Marchetto is trained in commedia dell’arte, originally practiced in Italy in the 16th century and passed on down through the generations. He is also reminiscent of kabuki players from Japan who use stylized movements and silence in performances that draw audiences into imaginary worlds.
Yet Marchetto is more than this: his body is sinewy. His face is like Marcel Marceau’s, expressive and innocent in its raucousness. His long arms and legs reach out from behind the paper costumes like snakes or tendrils. He is in constant motion, morphing on stage.
It mostly all works, and if one or two of his impersonations fall short of total hilarity, wait a moment: a new one will appear from behind (or from within) the folds of paper Marchetto sports on stage like a giant sandwich board. He peels off these layers the way we might unwrap a candy bar. Within the package is a hidden confection, a treat. If the persona isn’t immediately recognizable, it becomes so after a blink, or a wink.
There are too many boob antics -- his channeling of Marilyn Monroe is clever at the onset, but then propping up imaginary breasts ceases to be funny after the third or forth impersonation (Madonna, Dolly Parton, and others). His impersonation of a Hasidic rabbi curdles: there is nothing intriguing or even mildly amusing about his naughty eyes peering through the fun-house mask of a religious man with a beard and ear locks.

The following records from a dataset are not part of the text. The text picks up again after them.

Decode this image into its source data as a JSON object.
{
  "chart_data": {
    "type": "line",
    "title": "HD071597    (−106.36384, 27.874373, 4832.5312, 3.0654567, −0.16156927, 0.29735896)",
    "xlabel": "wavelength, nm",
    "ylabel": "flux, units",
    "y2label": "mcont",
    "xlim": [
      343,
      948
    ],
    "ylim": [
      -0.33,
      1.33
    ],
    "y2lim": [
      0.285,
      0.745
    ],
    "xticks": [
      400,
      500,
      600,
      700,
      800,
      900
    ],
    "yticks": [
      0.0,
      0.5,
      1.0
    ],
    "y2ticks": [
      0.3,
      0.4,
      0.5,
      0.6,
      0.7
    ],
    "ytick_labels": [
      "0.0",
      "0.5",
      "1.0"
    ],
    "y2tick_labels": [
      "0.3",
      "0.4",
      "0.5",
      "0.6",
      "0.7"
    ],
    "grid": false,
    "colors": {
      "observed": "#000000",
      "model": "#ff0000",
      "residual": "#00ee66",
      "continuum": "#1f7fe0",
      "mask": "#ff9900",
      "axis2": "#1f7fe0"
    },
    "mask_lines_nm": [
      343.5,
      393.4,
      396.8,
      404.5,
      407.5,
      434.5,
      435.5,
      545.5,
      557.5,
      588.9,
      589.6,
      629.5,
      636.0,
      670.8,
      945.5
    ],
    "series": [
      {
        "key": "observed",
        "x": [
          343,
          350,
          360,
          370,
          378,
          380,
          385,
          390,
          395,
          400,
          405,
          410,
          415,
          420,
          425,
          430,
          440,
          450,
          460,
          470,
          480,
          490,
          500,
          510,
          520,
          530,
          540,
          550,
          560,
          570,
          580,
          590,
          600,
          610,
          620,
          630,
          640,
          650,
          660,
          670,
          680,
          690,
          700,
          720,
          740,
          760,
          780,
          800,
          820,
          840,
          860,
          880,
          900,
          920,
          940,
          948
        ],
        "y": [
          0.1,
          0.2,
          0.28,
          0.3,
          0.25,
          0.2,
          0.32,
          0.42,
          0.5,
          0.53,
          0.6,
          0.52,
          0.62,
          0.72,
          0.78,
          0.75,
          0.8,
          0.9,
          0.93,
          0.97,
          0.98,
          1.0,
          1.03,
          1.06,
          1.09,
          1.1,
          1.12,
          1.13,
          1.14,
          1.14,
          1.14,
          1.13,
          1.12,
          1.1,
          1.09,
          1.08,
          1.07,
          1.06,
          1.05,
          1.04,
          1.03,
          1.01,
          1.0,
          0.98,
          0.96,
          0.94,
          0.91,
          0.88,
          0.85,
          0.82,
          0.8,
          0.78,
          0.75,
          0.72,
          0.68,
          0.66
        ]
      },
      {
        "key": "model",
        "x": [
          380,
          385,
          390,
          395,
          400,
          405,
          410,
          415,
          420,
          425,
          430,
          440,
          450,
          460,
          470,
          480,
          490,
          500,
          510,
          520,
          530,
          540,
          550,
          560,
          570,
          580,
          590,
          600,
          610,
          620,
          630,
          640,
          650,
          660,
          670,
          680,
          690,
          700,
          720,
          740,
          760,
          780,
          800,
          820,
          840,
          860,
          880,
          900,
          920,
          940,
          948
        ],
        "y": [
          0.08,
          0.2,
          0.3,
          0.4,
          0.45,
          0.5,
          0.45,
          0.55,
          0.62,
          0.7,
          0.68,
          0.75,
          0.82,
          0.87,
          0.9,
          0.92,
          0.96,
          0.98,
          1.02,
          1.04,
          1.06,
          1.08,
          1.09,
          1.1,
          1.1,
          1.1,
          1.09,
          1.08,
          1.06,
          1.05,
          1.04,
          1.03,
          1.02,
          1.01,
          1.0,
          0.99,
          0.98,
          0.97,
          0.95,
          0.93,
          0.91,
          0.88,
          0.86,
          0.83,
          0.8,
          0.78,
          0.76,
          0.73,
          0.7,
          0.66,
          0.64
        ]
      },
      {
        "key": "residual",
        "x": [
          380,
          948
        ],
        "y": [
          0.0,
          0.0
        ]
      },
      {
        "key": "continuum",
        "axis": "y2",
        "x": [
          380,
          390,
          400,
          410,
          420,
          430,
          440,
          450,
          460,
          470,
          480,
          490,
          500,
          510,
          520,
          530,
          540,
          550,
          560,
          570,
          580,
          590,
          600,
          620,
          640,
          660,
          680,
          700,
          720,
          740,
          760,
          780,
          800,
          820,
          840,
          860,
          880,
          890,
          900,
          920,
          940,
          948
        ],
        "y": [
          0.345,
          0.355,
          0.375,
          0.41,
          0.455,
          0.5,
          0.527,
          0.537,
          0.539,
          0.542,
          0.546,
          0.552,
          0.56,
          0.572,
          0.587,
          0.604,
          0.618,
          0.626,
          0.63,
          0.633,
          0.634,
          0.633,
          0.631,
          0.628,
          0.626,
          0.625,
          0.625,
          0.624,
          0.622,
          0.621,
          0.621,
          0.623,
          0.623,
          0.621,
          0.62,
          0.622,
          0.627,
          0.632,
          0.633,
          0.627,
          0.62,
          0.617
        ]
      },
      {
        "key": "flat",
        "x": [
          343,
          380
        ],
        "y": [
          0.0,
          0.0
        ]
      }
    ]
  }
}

It is a throwback to a dark time in history best left untouched.
But these low points are few. The dozens of other impersonations are vivid, silly, sweetly conceived, passionately captured. It harkens back to the days when clowns were sent as barkers to advance the circus and lure paying customers into the big tent. Marchetto, like one of Fellini’s clowns, takes you in, plays the fool, and won’t let you go until you laugh some more, surrendering to his infectious wit. He should have a permanent slot on MTV -- a few seconds of musically choreographed insanity, to bring a needed levity to the often-pretentious videos that pass themselves off as art.
Yes, "Ennio!" is a gem. Yes, this performer is a must-see. Just when you think he has done it all, and he is actually going to collapse on stage from sheer exhaustion, he peels away another paper layer of wonderment. And then he takes you on another colorful journey of song, dance and imagination. You will finally leave the theater beaming from the joy.